Upaya dan kesungguhan pemerintah dalam menangani virus perlu dibuktikan. Bukan hanya sekedar menghimbau. Bukan pula menyerahkan kehati-hatian pada masyarakat sendiri, sehingga membiarkan mereka beradu nasib dengan virus di luar sana. Tapi pemerintah juga perlu melakukan gebrakan antisipasi penyebaran virus, seperti pemberhentian kerja sementara untuk dilakukan pengecekan rapid tes maupun swab secara massal. Setelah hasilnya keluar, dilakukan pemisahan antara yang sehat dan yang sakit. Masyarakat yang sehat bisa beraktifitas dan bekerja kembali. Masyarakat yang sakit dikarantina dan diobati. Dengan begitu rantai penularan bisa terputus.

Tugas pemerintah untuk mengurus rakyat bukan hal sepele. Pelaksanaan tes massal butuh dana besar. Dengan memaksimalkan pendapatan SDA (sumber daya alam), seharusnya Indonesia mempunyai pemasukan negara yang sangat tinggi. Namun, hal itu tidak terjadi jika sistem kapitalisme mencengkram negeri dan menjadikan seluruh kepemilikan SDA beralih kepada pemodal, bukan kembali pada rakyat di atas pengelolaan pemerintah.

Kini, Indonesia dengan seluruh kekayaan SDA tak ubahnya seperti ayam yang mati di lumbung padi. Mempunyai SDA melimpah, namun tak dapat menikmatinya. Indonesia selalu terdesak masalah dana, hingga terjebak pada dana pinjaman berbunga yang menambah masalah berikutnya.

Namun, kesulitan dana tersebut tidak berlaku dalam negara dengan sistem Islam kaffah. SDA (sumber daya alam) negara merupakan aset-aset yang dimiliki rakyat, dikelola oleh negara, hingga kemanfaatannya dikembalikan pada pemiliknya (rakyat).

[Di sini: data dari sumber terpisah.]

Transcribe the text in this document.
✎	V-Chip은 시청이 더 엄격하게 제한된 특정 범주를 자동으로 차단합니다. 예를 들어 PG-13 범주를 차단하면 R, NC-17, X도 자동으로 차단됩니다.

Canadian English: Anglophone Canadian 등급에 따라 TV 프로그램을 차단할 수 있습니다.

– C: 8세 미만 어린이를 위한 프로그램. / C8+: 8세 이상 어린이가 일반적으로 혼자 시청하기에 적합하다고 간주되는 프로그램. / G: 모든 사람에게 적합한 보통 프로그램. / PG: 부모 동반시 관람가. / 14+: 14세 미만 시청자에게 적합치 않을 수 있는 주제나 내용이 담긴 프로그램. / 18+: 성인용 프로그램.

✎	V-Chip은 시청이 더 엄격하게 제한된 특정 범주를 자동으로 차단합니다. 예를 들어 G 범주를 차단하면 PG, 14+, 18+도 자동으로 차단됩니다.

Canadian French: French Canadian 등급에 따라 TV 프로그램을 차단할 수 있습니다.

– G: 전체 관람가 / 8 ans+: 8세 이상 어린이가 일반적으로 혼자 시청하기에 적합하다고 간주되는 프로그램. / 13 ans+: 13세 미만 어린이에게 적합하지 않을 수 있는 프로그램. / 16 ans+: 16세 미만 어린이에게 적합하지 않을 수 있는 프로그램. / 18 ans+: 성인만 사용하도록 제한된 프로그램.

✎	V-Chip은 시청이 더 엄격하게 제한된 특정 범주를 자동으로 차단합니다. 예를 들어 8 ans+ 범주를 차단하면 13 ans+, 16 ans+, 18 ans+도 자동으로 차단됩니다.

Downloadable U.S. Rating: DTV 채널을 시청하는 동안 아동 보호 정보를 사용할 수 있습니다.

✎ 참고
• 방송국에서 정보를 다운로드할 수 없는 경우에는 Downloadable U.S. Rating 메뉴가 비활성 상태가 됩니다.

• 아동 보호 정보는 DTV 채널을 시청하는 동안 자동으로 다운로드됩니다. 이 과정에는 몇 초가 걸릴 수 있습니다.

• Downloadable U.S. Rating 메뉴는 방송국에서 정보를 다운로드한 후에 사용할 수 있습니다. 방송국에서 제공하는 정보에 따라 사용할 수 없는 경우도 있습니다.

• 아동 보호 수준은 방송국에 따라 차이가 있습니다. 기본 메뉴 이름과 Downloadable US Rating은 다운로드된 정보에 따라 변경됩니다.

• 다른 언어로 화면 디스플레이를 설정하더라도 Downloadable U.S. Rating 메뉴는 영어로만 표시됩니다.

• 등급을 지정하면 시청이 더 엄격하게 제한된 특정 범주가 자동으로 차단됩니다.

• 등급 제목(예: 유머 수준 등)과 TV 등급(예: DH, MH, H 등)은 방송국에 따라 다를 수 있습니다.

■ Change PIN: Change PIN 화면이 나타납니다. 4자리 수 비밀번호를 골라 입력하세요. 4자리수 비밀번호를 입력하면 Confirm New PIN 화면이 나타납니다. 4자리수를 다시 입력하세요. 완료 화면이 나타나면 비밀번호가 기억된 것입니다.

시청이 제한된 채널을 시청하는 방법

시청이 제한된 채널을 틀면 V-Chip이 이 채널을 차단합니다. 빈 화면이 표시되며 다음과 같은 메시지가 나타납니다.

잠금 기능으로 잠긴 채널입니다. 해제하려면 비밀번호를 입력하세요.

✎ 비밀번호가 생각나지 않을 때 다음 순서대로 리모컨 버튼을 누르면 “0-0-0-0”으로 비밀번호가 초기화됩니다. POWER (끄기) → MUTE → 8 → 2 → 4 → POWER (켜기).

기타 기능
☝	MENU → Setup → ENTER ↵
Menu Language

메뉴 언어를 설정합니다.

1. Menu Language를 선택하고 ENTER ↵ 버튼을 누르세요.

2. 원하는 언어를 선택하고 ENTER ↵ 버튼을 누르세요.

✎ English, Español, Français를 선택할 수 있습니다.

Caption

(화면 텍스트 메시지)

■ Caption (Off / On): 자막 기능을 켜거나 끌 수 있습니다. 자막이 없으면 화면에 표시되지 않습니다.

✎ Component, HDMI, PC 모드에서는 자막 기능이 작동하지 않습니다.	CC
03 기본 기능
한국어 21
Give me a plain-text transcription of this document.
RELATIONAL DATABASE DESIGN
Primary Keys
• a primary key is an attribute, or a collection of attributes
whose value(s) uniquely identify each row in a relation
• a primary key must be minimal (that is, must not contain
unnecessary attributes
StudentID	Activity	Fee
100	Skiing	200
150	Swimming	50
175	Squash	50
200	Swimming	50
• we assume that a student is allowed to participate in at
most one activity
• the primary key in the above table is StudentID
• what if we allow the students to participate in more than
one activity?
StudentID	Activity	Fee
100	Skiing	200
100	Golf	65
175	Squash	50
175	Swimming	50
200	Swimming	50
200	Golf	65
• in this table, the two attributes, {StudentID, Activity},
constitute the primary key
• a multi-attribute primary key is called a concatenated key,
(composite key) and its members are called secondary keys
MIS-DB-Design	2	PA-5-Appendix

Negara dengan sistem Islam kaffah adalah negara yang memiliki visi dan misi besar. Berjalan dengan tuntunan wahyu Ilahi. Yaitu negara yang mengambil peraturan Islam sebagai petunjuknya. Sebagaimana zaman Nabi dahulu. Bukan negara yang menyerahkan kedaulatan dan seluruh SDA ke tangan pemodal atau negara asing serta menggadaikan negeri sendiri.  Wallahu a’lam bishawab.